Mahmut abinin bana seslenmesi ile hızla kafamı kaldırıp ona baktım. Çoğu hamura şekil vermiştim hatta bir kaç tane kalmıştı.

Ben ne ara bu kadar dalmıştım ya?

"Yok bir şey Mahmut abi. Dün gece biraz geç uyudum ondandır."

Kafasını sallayıp tekrar işine döndü.

----------------

Üstüm basım un olmuş şekilde fırının kapısını kilitleyip arkamı döndüm. Önlükte taksak pek bir işe yaramıyordu. Yinede bir şekilde batıyorduk.

Arkamı dönünce istemsizce gözlerim onun penceresine takıldı. Oradaydı lanet olsun. Fırını erken kapattık bugün o yüzden hava daha kararmamıştı.

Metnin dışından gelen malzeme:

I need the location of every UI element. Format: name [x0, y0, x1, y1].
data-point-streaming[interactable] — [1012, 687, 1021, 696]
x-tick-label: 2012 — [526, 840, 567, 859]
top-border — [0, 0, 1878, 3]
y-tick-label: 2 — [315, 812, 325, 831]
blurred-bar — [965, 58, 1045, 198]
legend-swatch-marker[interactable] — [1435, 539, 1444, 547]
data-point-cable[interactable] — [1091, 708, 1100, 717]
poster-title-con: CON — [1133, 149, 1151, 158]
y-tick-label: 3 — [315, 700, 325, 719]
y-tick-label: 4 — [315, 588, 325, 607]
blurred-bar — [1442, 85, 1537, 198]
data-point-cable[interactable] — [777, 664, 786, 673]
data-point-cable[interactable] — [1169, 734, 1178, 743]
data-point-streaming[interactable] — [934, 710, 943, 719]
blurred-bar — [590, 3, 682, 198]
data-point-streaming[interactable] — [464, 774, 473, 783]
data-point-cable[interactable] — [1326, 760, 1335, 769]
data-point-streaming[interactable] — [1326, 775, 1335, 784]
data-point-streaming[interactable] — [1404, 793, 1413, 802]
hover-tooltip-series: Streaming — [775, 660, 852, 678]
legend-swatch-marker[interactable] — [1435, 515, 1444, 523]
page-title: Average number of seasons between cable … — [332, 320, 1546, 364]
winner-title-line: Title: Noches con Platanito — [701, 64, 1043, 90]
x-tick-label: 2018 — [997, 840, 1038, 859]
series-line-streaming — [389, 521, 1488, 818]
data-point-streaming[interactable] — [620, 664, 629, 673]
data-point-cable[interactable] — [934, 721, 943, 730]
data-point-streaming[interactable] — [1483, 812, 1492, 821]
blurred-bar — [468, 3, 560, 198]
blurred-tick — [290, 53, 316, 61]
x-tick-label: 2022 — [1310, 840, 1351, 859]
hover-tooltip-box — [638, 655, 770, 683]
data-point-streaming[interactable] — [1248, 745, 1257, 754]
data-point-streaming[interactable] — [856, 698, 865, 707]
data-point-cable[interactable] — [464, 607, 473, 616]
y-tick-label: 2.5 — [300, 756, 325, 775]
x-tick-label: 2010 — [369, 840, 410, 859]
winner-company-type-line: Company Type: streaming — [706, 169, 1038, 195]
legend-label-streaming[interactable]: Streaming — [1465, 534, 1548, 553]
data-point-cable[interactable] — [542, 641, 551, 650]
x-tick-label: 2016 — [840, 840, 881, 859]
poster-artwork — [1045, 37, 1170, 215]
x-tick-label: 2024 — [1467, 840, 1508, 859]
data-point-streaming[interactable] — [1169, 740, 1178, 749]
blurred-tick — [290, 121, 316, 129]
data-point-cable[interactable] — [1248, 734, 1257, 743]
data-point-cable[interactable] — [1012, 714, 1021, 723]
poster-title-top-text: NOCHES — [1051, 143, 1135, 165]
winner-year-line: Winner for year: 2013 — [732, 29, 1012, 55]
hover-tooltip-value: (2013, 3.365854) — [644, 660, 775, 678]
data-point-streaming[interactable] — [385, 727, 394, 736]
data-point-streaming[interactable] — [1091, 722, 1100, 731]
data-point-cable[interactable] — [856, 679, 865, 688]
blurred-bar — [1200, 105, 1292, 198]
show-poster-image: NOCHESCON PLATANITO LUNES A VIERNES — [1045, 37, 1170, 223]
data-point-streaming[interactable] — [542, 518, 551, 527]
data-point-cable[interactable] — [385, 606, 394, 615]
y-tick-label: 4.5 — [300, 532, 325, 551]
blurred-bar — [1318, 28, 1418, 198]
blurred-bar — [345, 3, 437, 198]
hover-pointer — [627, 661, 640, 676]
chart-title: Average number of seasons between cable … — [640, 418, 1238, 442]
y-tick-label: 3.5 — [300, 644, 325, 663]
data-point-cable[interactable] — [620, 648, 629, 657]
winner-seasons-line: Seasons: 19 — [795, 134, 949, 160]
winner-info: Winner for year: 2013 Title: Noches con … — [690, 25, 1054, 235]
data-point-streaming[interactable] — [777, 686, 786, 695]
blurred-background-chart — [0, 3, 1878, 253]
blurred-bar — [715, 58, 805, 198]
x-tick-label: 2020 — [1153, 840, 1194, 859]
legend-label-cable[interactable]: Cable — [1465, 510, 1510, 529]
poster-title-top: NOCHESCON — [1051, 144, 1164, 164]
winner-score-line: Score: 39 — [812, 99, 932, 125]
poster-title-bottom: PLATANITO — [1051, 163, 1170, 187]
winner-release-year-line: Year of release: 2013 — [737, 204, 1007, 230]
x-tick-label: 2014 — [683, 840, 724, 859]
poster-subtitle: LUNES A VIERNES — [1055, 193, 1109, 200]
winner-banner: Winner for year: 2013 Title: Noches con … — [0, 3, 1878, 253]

Saçları yine dağınıktı. Bembeyaz teni vardı hastalıklı bir derecede beyazlıktı bu. Kocam gözleri yine bana bakıyordu. Daha net görmüştüm onu geçen geceye nazaran.

"Sikiyim sen niye bu kadar güzelsin ya. "

Ağlamaklı bir şekilde mırıldamıştım bunu. Kaşlarını kaldırıp daha çok gözlerini acarak merakla baktı bana.

Ne dediğimi merak etmişti. İstemsizce gülümsemiştim.  Ne yaptığımı fark edip hafif öksürdüm ve tekrar ciddi halimi takındım.

Gözlerimi ondan alamıyordum. Birden hızla arkasına baktı ve korkarak bana döndü tekrar. Merakla kaşlarımı çatarak baktım ona.

Perdeyi çekip pencereden çekildi. Ne oldu orda ? Biri ona zararmi veriyordu acaba. Aklıma bu düşünce gelince istemsizce ürperdim.

Neden daha önce görmemiştim onu. Acaba yenimi tasınmislardi? Ama öyle olsa bilirdik.

Yok ben dayanamıyorum ne olduğunu öğrenmezsem kafayı yerdim büyük ihtimalle.

Elimdeki ekmek poşetine baktım. Mahmut abi fazladan kaldığı için eve götür demişti. 3 tane ekmekti. Aklıma gelen şey ile hızla kafamı kaldırmış ve kaçıncı katta oturduğuna baktım ikinci kattı.